Tuesday, September 13, 2011

Good Grief

Wow, I really went AWOL. My apologies. Now that summer break is over, the students have been running around with the school sports festival. The sports festival isn`t actually about sports, just running and doing crazy games. The students in the high school and junior high are divided into three teams and they then battle it out for top honors. Each team has to plan a timed and choreographed dance, and they compete against each other in different categories throughout the day. Some of the students seem to take it very seriously, creating cheers and forcing team spirit with the reluctant junior high kids. When I was asked this week if we have sports day in America, they were surprised when I said no. I told them that if students don`t want to do something in America, they usually don`t have to. This was shocking. Here, there is definitely a "you say jump and I say how high" kind of mentality in schools. No questions asked.

Classes are going well. I find forcing conversation with the students to be the most enjoyable part of my job. They obviously never have to have conversations in English in their typical English classes so it obviously makes them extremely uncomfortable when I fix my sights on them. Their first reaction is "if I don`t look at her, she isn`t there." When they can no longer deny my existence, they look frantically around at their fellow students for a life raft. Then they look at the Japanese teacher, who puts her hands up and says "don`t look at me!" Finally, you start to see the cogs turning as they reconcile themselves to the fact that they will have to give a coherent response to "how was your summer vacation?" I feel like they really go through the stages of grief before they can answer my questions.

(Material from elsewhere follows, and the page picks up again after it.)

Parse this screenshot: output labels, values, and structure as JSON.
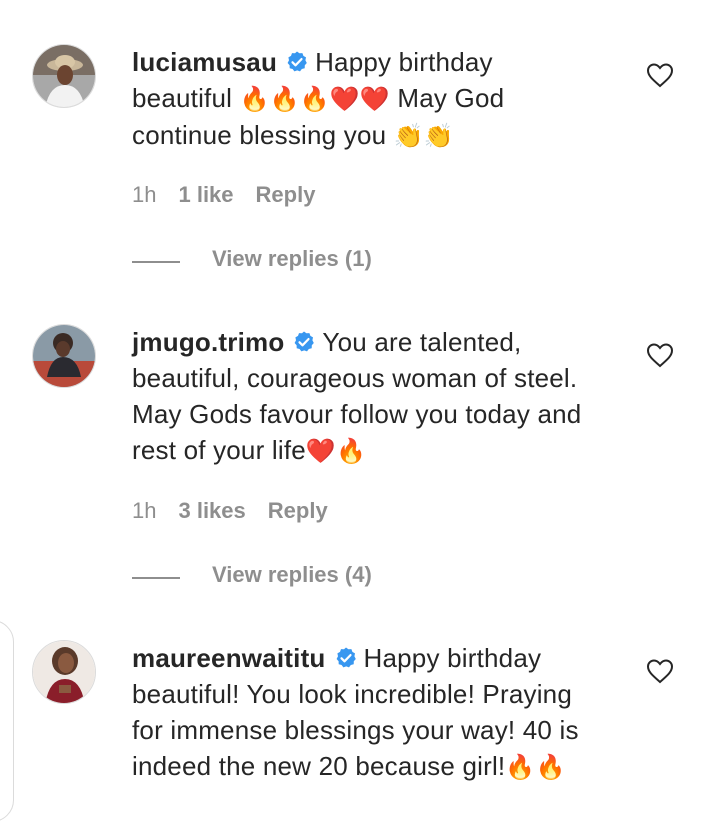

I have been exercising still in Ojika and the little older ladies at the grocery store ask me about it and pretend to jog in place. Nothing escapes people`s attention here, particularly at lunch. I have been eating raw vegetables at lunch for a long time now. I make my lunches because it`s cheaper than buying the bento lunches at school every day. Japanese people don't really eat raw vegetables and so when they hear a giant "CRUNCH!" and see me gnawing on a carrot, they always look shocked. "Erin-sensei, you can EAT that?!" I have found that cucumbers, carrots and green peppers are extremely crunchy and attract a lot of unwanted attention in the quiet teacher`s room. The last time I brought an entire apple to the elementary school to eat in front of the kids at lunch, they all looked at me like I was trying to milk a dog. The bento lunches in Japan are mostly composed of rice and then pieces of meat carefully separated into separate cupcake tins. There aren`t really any vegetables, except maybe a random tomato. Dessert is usually a slice of an apple or a strawberry. Every time I have eaten a bento lunch at school, I feel comatose for the rest of the afternoon. And as for making my own bento, it seems like a lot of effort for some meat and rice. Some bentos are put together nicely and look very beautiful (because there is a focus on not only preparation but presentation in Japan with food) but it`s just not feasible with time. I am not waking up at 5 am to make my lunch for an hour.

Softball league with the teachers starts tomorrow evening and goes for a month. What joy is mine. Everyone is intent on me pitching but can't seem to understand what kind of damage I could do if I hit someone while pitching and they aren't wearing any protective gear.